Billionaire Elon Musk suspended his $44 billion takeover plan for Twitter Inc on Friday as he awaited details on the microblogging platform’s claim that fake accounts account for less than 5% of users.
Musk, who has made eliminating fake Twitter accounts and spam bots the central theme of his takeover plan, said if he bought the social media platform, he would “defeat the spam bots or die in trying”.
He consistently blamed the company’s overreliance on advertising for the relentless spread of spambots.
Twitter, like other social media companies, has battled spambots for the past few years with software that spots and blocks them.
So what are spambots and what is considered a fake Twitter account?
Spammers or fake accounts are designed to artificially manipulate or stimulate activity on social media platforms such as Twitter.
If accounts on the platform engage in “massive, aggressive, or deceptive activities that mislead people,” then those activities are considered manipulation of the platform, according to company policy.
Accounts that overlap and share similar content, mass registrations of accounts, use of automated or coordinated accounts to create false engagements, and swapping of followers are listed as violations of the Anti-Spam Policy of Twitter.
A Twitter survey conducted in four countries showed that users’ main concern was the existence of “too many bots or fake accounts”.
How does Twitter detect fake accounts?
Twitter has a team that identifies real people and bots on its platform. The company uses machine learning and investigators to recognize patterns of malicious activity.
The algorithms challenge 5-10 million accounts per week.
Twitter, however, allows parodies, newsfeeds, comments, and fan accounts, as long as they disclose the nature of the account in the bio.
What does Twitter do with fake accounts?
When Twitter detects a fake account, it can lock the account or request verification. In case of multiple accounts, the user may be asked to keep only one.
Are all bots bad?
Twitter thinks not all bots are bad and has launched a label to mark the good ones.
“Who doesn’t love a handful of robots that promise not to stand against us? the company’s Twitter security handle tweeted in September last year.
Good bots allow automated accounts to share useful information such as updates on COVID-19 updates and traffic.
“Knowing who is real is fundamental to the integrity of the internet,” said Tamer Hassan, CEO of cybersecurity firm HUMAN.

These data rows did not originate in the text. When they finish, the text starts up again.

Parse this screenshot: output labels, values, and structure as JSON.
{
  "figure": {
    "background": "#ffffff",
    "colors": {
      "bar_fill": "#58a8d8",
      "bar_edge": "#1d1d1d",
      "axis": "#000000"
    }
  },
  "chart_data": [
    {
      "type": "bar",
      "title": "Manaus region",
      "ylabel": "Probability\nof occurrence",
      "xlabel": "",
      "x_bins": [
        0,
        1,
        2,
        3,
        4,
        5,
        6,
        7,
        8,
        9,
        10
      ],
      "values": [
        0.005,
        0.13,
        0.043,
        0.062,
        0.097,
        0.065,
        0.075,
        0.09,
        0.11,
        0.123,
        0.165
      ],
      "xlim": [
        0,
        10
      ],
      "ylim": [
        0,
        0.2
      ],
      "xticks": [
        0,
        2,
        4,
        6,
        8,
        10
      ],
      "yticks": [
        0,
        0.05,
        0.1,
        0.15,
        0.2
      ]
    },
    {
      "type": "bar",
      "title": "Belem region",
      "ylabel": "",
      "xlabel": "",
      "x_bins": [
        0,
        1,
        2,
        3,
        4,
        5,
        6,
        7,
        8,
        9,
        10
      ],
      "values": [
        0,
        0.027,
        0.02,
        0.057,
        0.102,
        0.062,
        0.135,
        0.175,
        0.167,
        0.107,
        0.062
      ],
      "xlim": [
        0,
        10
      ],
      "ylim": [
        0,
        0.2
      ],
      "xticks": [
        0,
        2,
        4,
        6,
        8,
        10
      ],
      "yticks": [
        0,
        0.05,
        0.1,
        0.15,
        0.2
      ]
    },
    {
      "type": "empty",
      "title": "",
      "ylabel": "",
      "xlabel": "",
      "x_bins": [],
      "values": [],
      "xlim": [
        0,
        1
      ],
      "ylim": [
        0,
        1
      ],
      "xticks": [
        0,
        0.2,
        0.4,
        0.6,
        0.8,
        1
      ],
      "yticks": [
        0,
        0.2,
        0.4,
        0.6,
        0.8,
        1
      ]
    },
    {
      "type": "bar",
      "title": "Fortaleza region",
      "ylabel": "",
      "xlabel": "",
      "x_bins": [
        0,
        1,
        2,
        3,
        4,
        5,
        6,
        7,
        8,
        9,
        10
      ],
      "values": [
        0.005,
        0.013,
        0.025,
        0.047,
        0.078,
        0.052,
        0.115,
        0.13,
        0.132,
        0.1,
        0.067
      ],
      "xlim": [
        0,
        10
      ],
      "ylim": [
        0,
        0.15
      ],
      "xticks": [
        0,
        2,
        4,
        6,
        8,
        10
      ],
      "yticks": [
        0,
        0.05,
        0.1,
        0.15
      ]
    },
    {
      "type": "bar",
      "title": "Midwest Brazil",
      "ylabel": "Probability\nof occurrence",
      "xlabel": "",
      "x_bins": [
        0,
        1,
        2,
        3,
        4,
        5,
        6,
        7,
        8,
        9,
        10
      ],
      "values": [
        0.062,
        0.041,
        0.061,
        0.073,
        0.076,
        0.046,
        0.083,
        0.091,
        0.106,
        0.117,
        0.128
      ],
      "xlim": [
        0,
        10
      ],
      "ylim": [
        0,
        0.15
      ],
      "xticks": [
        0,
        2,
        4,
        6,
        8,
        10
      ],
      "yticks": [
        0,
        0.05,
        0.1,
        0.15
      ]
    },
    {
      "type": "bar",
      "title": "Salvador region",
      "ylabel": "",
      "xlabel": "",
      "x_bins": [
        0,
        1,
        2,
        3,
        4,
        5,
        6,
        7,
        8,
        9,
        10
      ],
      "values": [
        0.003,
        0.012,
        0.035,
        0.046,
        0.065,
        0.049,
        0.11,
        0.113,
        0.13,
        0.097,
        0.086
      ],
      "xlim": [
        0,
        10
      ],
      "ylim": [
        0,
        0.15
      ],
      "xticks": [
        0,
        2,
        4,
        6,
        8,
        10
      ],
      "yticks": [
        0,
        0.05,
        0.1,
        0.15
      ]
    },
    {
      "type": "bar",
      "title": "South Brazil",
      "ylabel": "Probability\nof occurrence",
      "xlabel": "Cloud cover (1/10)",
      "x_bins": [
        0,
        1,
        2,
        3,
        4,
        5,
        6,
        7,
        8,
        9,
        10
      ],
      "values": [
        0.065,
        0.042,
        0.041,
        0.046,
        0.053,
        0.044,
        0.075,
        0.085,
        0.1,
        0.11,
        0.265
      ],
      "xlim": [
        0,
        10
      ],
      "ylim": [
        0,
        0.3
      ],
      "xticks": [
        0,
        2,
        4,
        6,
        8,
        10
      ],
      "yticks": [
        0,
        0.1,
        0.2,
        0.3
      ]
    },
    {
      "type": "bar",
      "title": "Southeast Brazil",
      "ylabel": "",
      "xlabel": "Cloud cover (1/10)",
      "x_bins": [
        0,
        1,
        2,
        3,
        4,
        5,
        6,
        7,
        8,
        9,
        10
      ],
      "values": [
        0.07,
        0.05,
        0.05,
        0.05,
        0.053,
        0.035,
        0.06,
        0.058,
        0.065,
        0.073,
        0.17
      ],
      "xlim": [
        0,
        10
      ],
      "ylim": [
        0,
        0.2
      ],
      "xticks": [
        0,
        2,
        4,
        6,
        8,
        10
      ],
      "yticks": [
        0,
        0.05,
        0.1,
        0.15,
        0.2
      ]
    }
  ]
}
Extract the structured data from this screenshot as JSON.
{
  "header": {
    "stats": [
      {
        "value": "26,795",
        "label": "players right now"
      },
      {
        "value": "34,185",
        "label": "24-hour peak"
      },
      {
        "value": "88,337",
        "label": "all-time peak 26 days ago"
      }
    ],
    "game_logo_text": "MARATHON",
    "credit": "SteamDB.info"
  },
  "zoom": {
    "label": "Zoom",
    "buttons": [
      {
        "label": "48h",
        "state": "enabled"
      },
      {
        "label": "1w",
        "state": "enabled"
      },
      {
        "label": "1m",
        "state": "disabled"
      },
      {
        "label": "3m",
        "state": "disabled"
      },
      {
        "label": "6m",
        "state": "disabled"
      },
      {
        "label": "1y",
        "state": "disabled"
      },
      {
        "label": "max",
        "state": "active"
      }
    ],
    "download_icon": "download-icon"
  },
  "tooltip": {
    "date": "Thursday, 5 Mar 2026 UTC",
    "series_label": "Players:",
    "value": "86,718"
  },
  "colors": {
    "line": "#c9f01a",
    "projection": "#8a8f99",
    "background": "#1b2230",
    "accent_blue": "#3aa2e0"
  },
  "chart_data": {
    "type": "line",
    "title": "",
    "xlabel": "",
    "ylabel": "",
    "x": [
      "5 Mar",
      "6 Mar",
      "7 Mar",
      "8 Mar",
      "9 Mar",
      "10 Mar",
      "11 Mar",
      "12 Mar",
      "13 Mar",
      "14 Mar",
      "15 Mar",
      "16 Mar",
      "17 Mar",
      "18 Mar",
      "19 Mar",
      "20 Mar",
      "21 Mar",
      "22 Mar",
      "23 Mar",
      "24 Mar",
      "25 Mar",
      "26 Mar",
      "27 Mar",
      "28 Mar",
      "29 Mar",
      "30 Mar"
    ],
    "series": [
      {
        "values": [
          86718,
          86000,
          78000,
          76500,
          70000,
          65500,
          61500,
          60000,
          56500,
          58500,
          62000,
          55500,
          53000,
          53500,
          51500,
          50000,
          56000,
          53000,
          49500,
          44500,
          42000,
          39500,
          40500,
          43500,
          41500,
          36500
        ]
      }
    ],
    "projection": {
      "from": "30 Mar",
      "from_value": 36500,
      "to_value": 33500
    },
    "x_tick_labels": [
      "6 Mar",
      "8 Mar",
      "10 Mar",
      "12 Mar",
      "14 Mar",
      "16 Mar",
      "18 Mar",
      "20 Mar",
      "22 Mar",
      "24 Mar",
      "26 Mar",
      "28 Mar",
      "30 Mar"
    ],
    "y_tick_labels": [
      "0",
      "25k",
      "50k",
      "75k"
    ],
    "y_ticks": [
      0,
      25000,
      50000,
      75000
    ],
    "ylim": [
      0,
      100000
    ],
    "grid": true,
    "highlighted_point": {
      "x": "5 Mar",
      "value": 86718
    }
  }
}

“When it comes to managing the threat that sophisticated robots pose to organizations, most companies try not to lose. Defensive strategies focus on minimizing damage rather than playing to win.
Why does Musk hate spambots?
Musk, a self-proclaimed free speech absolutist, wants Twitter to become a forum for free speech, which he sees as “the foundation of a functioning democracy”, and sees spambots as a threat to that freedom. idea.
In a recent TedX interview, Musk said his top priority was to take down “bot armies” on Twitter, calling out bots that promote crypto scams on Twitter.
“They make the product much worse. If I had one Dogecoin for every crypto scam I saw, we would have 100 billion Dogecoin.”